Even as businesses battle to keep women in the workforce, the number of women in college is growing. Companies are making deliberate efforts to boost the proportion of female employees beginning with the recruitment process, although dropout rates among junior-to-middle-level employees are high.
“Female enrollment in higher education has increased by 28% during the last ten years. Girls and women make up 43% of STEM (science, technology, engineering, and mathematics) enrollment, which is among the highest in the world. During the interim budget speech on Thursday, Finance Minister Nirmala Sitharaman stated that all of these policies are resulting in an increase in women’s workforce participation.
“83 lakh self-help groups with nine crore women are transforming the rural socioeconomic landscape, and nearly one crore women have already become lakhpati didis,” Sitharaman said while presenting the interim budget for the fiscal year beginning April 1, 2024.
The minister further emphasized the benefits to women entrepreneurs, stating that 300 million Mudra Yojana loans have been made to women entrepreneurs. “The empowerment of women through entrepreneurship, ease of living, and dignity for them has gained momentum in these 10 years,” she went on to say.
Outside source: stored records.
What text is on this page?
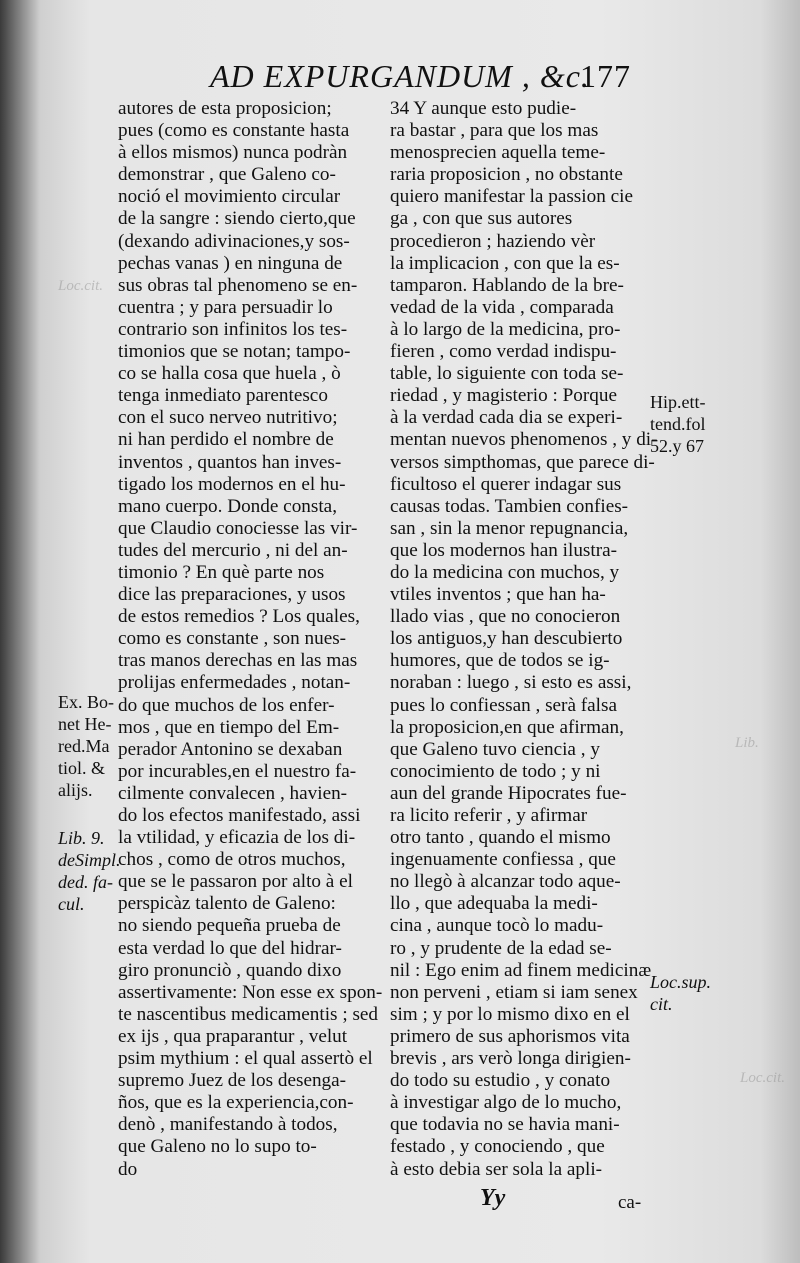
Loc.cit.
Lib.
Loc.cit.
AD EXPURGANDUM , &c.
177
autores de esta proposicion;
pues (como es constante hasta
à ellos mismos) nunca podràn
demonstrar , que Galeno co-
noció el movimiento circular
de la sangre : siendo cierto,que
(dexando adivinaciones,y sos-
pechas vanas ) en ninguna de
sus obras tal phenomeno se en-
cuentra ; y para persuadir lo
contrario son infinitos los tes-
timonios que se notan; tampo-
co se halla cosa que huela , ò
tenga inmediato parentesco
con el suco nerveo nutritivo;
ni han perdido el nombre de
inventos , quantos han inves-
tigado los modernos en el hu-
mano cuerpo. Donde consta,
que Claudio conociesse las vir-
tudes del mercurio , ni del an-
timonio ? En què parte nos
dice las preparaciones, y usos
de estos remedios ? Los quales,
como es constante , son nues-
tras manos derechas en las mas
prolijas enfermedades , notan-
do que muchos de los enfer-
mos , que en tiempo del Em-
perador Antonino se dexaban
por incurables,en el nuestro fa-
cilmente convalecen , havien-
do los efectos manifestado, assi
la vtilidad, y eficazia de los di-
chos , como de otros muchos,
que se le passaron por alto à el
perspicàz talento de Galeno:
no siendo pequeña prueba de
esta verdad lo que del hidrar-
giro pronunciò , quando dixo
assertivamente: Non esse ex spon-
te nascentibus medicamentis ; sed
ex ijs , qua praparantur , velut
psim mythium : el qual assertò el
supremo Juez de los desenga-
ños, que es la experiencia,con-
denò , manifestando à todos,
que Galeno no lo supo to-
do
34 Y aunque esto pudie-
ra bastar , para que los mas
menosprecien aquella teme-
raria proposicion , no obstante
quiero manifestar la passion cie
ga , con que sus autores
procedieron ; haziendo vèr
la implicacion , con que la es-
tamparon. Hablando de la bre-
vedad de la vida , comparada
à lo largo de la medicina, pro-
fieren , como verdad indispu-
table, lo siguiente con toda se-
riedad , y magisterio : Porque
à la verdad cada dia se experi-
mentan nuevos phenomenos , y di-
versos simpthomas, que parece di-
ficultoso el querer indagar sus
causas todas. Tambien confies-
san , sin la menor repugnancia,
que los modernos han ilustra-
do la medicina con muchos, y
vtiles inventos ; que han ha-
llado vias , que no conocieron
los antiguos,y han descubierto
humores, que de todos se ig-
noraban : luego , si esto es assi,
pues lo confiessan , serà falsa
la proposicion,en que afirman,
que Galeno tuvo ciencia , y
conocimiento de todo ; y ni
aun del grande Hipocrates fue-
ra licito referir , y afirmar
otro tanto , quando el mismo
ingenuamente confiessa , que
no llegò à alcanzar todo aque-
llo , que adequaba la medi-
cina , aunque tocò lo madu-
ro , y prudente de la edad se-
nil : Ego enim ad finem medicinæ
non perveni , etiam si iam senex
sim ; y por lo mismo dixo en el
primero de sus aphorismos vita
brevis , ars verò longa dirigien-
do todo su estudio , y conato
à investigar algo de lo mucho,
que todavia no se havia mani-
festado , y conociendo , que
à esto debia ser sola la apli-
Ex. Bo-
net He-
red.Ma
tiol. &
alijs.
Lib. 9.
deSimpl.
ded. fa-
cul.
Hip.ett-
tend.fol
52.y 67
Loc.sup.
cit.
Yy	ca-
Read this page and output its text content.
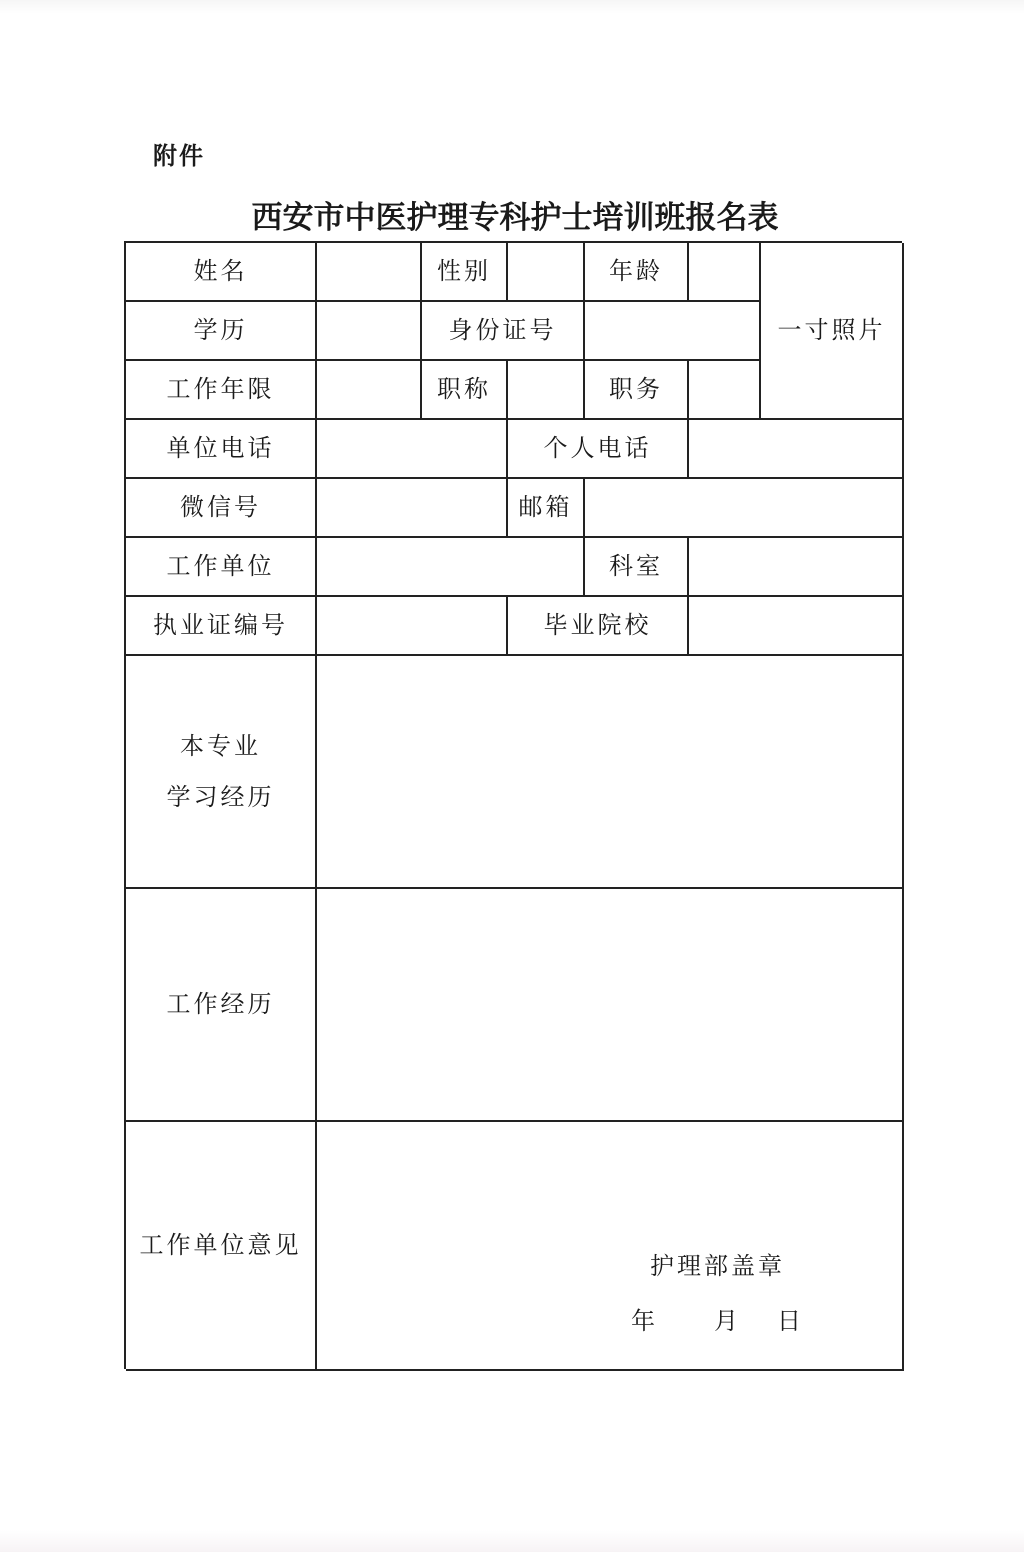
附件
西安市中医护理专科护士培训班报名表
姓名	性别	年龄
一寸照片
学历	身份证号
工作年限	职称	职务
单位电话	个人电话
微信号	邮箱
工作单位	科室
执业证编号	毕业院校
本专业
学习经历
工作经历
工作单位意见
护理部盖章
年 月 日
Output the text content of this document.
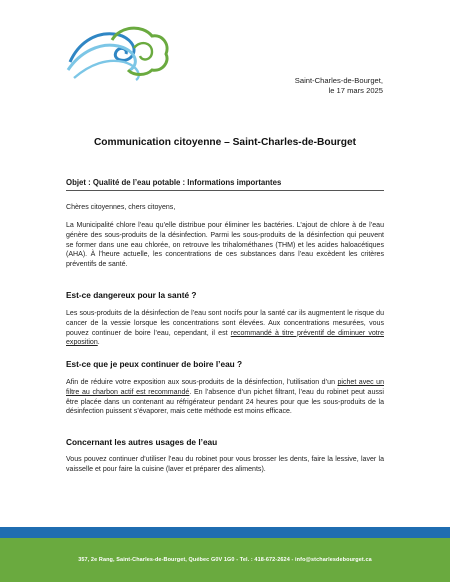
Saint-Charles-de-Bourget,
le 17 mars 2025
Communication citoyenne – Saint-Charles-de-Bourget
Objet : Qualité de l’eau potable : Informations importantes
Chères citoyennes, chers citoyens,
La Municipalité chlore l’eau qu’elle distribue pour éliminer les bactéries. L’ajout de chlore à de l’eau génère des sous-produits de la désinfection. Parmi les sous-produits de la désinfection qui peuvent se former dans une eau chlorée, on retrouve les trihalométhanes (THM) et les acides haloacétiques (AHA). À l’heure actuelle, les concentrations de ces substances dans l’eau excèdent les critères préventifs de santé.
Est-ce dangereux pour la santé ?
Les sous-produits de la désinfection de l’eau sont nocifs pour la santé car ils augmentent le risque du cancer de la vessie lorsque les concentrations sont élevées. Aux concentrations mesurées, vous pouvez continuer de boire l’eau, cependant, il est recommandé à titre préventif de diminuer votre exposition.
Est-ce que je peux continuer de boire l’eau ?
Afin de réduire votre exposition aux sous-produits de la désinfection, l’utilisation d’un pichet avec un filtre au charbon actif est recommandé. En l’absence d’un pichet filtrant, l’eau du robinet peut aussi être placée dans un contenant au réfrigérateur pendant 24 heures pour que les sous-produits de la désinfection puissent s’évaporer, mais cette méthode est moins efficace.
Concernant les autres usages de l’eau
Vous pouvez continuer d’utiliser l’eau du robinet pour vous brosser les dents, faire la lessive, laver la vaisselle et pour faire la cuisine (laver et préparer des aliments).
357, 2e Rang, Saint-Charles-de-Bourget, Québec G0V 1G0 - Tel. : 418-672-2624 - info@stcharlesdebourget.ca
The finance minister’s words underline a trend: since the pandemic, there has been a large number of dropouts among women in both formal and informal sectors. Many people have turned to the gig economy as a means of returning to employment.
A study of the 2000-plus companies listed on the National Stock Exchange called the Gender Gap, conducted by the Udaiti Foundation, an NGO, found that the number of permanent women employees in the formal sector increased by 3 percentage points between FY21 and FY23, indicating a slight recovery in female representation post-cpvod.
According to the survey, the number of women in permanent employment in services, healthcare, and real estate has climbed, while those in information technology, consumer goods, and financial services have remained unchanged. The stagnation occurs despite companies across industries revising their retention and hiring strategies in order to hire more women.
Women’s participation in the IT industry, for example, has hovered at 34-35% over the last three fiscal years, whereas it has climbed from 12% in FY21 to 20% in FY23 in the service sector.